剣之助以外であったならば、そのようになっていただろう。
好敵手は、あろうことか寸で避けた。強引な回避であったため、無傷というわけではなかった。
だが、致命傷には至っていない。
「ライシさん!」
「助手君!」
「……ッ!」
剣之助の刃がぐんと跳ね上がった。その先にあるものは、雷志の首である。
反撃に転じなければ――不可能だ。刀は振るい切っているが、瞬時に翻そうにもとても間に合わない。

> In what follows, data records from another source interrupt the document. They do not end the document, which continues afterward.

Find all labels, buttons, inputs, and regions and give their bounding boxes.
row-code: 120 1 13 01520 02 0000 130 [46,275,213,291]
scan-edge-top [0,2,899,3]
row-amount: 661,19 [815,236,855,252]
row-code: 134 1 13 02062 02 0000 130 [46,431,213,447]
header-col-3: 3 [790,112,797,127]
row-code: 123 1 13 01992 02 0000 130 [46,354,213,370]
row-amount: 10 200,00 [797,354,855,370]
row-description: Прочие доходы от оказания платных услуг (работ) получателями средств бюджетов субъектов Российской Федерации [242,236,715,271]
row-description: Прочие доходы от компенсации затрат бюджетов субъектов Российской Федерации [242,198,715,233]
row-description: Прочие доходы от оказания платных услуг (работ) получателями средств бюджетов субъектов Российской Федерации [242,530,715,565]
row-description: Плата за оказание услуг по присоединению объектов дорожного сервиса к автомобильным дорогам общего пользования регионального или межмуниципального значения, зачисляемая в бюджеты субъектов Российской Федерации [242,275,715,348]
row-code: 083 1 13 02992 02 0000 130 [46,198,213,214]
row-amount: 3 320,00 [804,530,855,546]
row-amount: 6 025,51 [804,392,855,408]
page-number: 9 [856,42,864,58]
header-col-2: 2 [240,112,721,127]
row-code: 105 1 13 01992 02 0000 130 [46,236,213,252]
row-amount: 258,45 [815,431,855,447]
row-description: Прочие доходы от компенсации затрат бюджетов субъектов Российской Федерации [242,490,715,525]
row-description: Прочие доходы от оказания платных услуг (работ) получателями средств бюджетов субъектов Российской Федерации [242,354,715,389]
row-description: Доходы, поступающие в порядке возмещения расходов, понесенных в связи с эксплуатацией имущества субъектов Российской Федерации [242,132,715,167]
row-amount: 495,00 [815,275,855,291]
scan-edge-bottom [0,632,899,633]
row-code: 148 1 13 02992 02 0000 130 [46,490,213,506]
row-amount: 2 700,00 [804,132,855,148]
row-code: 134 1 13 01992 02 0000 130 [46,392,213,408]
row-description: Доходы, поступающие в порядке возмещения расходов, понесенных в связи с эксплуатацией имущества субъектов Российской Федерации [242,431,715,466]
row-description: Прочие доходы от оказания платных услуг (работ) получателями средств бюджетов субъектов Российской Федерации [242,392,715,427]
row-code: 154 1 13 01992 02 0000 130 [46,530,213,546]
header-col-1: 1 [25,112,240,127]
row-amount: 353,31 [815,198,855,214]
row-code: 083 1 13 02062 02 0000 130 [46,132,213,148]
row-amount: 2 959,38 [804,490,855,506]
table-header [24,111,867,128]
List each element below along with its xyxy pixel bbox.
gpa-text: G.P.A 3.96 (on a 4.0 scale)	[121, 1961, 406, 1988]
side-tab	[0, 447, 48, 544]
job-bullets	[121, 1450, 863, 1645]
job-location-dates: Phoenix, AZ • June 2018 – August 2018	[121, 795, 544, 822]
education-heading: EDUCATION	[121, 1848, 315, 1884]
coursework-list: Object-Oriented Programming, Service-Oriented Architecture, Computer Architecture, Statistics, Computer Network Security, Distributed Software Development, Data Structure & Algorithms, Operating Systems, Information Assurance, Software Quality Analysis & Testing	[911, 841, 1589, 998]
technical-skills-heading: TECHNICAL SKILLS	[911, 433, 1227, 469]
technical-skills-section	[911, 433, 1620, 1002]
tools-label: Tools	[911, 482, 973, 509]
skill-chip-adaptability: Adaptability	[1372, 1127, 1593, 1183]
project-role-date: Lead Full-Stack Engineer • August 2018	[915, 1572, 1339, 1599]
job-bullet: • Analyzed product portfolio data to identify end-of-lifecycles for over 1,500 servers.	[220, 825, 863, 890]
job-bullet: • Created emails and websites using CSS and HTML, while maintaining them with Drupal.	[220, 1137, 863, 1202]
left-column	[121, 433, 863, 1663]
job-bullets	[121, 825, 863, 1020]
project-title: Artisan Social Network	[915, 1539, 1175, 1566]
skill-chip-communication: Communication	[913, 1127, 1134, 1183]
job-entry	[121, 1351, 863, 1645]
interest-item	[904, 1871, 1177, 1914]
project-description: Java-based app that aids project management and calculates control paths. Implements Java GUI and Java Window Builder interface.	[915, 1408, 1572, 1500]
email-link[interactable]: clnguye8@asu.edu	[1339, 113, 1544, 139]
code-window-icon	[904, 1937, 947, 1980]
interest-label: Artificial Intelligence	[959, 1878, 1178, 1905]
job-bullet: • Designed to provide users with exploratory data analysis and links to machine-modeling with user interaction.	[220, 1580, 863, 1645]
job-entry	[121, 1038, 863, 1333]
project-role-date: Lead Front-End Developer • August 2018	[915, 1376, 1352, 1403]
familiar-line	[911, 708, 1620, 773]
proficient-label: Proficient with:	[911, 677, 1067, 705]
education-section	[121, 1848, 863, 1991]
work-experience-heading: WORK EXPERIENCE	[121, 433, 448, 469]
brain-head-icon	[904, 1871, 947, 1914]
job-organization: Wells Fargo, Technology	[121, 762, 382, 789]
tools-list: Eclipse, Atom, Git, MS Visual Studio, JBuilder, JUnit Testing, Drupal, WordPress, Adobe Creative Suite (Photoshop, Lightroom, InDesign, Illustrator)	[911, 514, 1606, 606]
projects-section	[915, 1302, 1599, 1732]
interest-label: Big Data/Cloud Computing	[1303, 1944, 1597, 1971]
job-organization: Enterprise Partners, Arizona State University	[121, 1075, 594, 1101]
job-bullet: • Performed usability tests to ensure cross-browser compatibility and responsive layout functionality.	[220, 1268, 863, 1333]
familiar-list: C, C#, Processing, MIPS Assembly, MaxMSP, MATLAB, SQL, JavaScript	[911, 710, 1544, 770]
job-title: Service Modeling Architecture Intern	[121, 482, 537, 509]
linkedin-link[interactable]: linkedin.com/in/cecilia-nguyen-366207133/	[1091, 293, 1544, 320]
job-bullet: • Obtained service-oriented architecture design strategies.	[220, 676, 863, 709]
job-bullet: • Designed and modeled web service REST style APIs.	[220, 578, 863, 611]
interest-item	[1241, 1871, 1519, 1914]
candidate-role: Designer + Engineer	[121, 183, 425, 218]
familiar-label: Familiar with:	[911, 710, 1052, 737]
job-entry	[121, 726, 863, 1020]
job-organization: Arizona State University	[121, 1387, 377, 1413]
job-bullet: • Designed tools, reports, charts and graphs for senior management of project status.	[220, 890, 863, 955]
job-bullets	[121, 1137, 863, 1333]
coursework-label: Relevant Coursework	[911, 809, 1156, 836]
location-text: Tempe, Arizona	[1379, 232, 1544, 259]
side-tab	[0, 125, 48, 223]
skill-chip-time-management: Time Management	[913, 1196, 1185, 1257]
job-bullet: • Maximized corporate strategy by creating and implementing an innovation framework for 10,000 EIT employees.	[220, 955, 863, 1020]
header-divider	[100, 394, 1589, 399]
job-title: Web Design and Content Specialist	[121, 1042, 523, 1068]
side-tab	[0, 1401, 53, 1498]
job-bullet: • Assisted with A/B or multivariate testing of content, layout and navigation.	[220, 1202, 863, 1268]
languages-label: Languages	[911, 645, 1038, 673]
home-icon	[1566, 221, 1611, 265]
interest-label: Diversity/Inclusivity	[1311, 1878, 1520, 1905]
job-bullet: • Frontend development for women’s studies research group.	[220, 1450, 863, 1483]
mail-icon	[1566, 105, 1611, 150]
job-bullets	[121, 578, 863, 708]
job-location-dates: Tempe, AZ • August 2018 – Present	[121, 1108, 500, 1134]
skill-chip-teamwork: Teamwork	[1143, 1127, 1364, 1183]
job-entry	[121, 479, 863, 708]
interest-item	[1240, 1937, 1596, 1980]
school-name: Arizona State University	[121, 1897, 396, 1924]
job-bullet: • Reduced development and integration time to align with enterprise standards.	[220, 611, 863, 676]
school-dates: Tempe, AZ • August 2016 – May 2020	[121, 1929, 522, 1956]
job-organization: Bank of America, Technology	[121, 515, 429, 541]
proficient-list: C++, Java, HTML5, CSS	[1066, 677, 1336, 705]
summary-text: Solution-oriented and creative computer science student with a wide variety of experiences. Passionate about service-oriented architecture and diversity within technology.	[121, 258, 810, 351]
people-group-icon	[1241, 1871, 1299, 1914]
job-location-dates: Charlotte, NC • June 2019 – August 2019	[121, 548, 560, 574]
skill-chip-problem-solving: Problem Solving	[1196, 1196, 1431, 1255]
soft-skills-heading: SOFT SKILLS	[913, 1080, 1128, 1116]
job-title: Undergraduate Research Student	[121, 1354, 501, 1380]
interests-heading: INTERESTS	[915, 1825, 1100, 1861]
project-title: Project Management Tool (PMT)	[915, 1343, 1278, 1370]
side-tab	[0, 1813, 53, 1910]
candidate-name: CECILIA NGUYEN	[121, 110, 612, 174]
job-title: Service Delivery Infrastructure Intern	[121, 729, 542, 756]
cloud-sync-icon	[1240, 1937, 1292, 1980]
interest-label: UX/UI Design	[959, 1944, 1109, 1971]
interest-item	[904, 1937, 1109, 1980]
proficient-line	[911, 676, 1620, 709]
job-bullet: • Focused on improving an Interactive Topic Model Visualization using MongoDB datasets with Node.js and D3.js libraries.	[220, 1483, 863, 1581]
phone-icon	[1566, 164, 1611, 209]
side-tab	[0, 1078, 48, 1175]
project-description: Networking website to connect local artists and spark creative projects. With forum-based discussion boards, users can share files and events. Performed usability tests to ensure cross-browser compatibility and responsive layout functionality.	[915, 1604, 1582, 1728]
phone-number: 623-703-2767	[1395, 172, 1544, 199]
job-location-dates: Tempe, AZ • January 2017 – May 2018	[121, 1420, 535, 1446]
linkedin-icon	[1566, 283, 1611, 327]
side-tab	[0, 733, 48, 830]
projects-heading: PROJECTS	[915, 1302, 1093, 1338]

防御をして致命傷を避けねば――それも、不可能だ。剣之助の一撃をまともに受けようものなら、刀ごと叩き斬られる。
成す術は、もはやなにもない。
(俺は、ここで死ぬらしい)
雷志はそんなことを、ふと思う。
不思議と恐怖はなかった。これまでにもずっと、死と向き合ってきた。
人は、遅かれ早かれいつかは死ぬ。その時というのは、今日というだけのこと。
雷志は――
「ライシさん!」
「助手君!」
二人の声に、身体が自然と突き動かされた。
(でも、悪いな。俺はまだ、こんなところで死ぬつもりはないんだよ!)
けたたましい金打音が鳴った。
「ぐっ……」と、雷志は下唇をぎゅっと強く噛んだ。
顔には大量の汗がどっと滲み、左腕には血がじんわりと滲んでいく。
肘先を伝ってぽたり、ぽたりと赤い雫が滴り落ちる。
「……カナエ。この籠手、確かにお前の魂がこもっていたぞ」
かつてもらった籠手が、紙一重で雷志の命を守った。勝機が再び訪れた。
「今度こそ、これで終わりだ剣之助!」
渾身の力で雷志は袈裟に刀を振るった。
斬、というその音はいつになく小気味良く聞こえた。
雷志はどかっと剣之助の隣に腰を下ろした。
ようやく決着がついた。そこに至るまでに身体を酷使させてきた。
その代償がどっと波となって押し寄せる。
身体に伸し掛かる疲労は、鉛のようにずしりとしてとても重い。
これ以上はもう、刀を振るえそうにない。雷志は大きな溜息を吐いた。
剣之助は、終始無言に徹する。だが代わりにぎらぎらと輝く赤き目が、こう訴える――次に勝つのは自分だ、と。
(あぁ、実にお前らしいよ)
雷志はにっと不敵な笑みを浮かべて――
「あぁ、悔しかったらまた強くなって俺のところにこい。いつだって相手になってやる」
と、好敵手に告げた。
剣之助の消滅により、亜空間の崩壊が始まった。
「おっと……こうなったら長居する必要はないな。さっさとここから出るとしよう」
本土へと戻ると、アイドルたちが一斉に出迎える。
多少の負傷こそしているものの、死傷者の類は一人もなし。
疲労困憊な状態であるはずなのに、皆笑顔を崩さない。
(これが“あいどる”、か……ユウカやカナエといい、この時代の女はすごいもんだな)
アイドルとしての誇りに雷志は感嘆の息をそっと吐いた。
「この戦、俺たちの勝利……だな」
「えぇ……私たちの大勝利ですよライシさん!」
そのやり取りを最後に、雷志は意識をそっと手放した。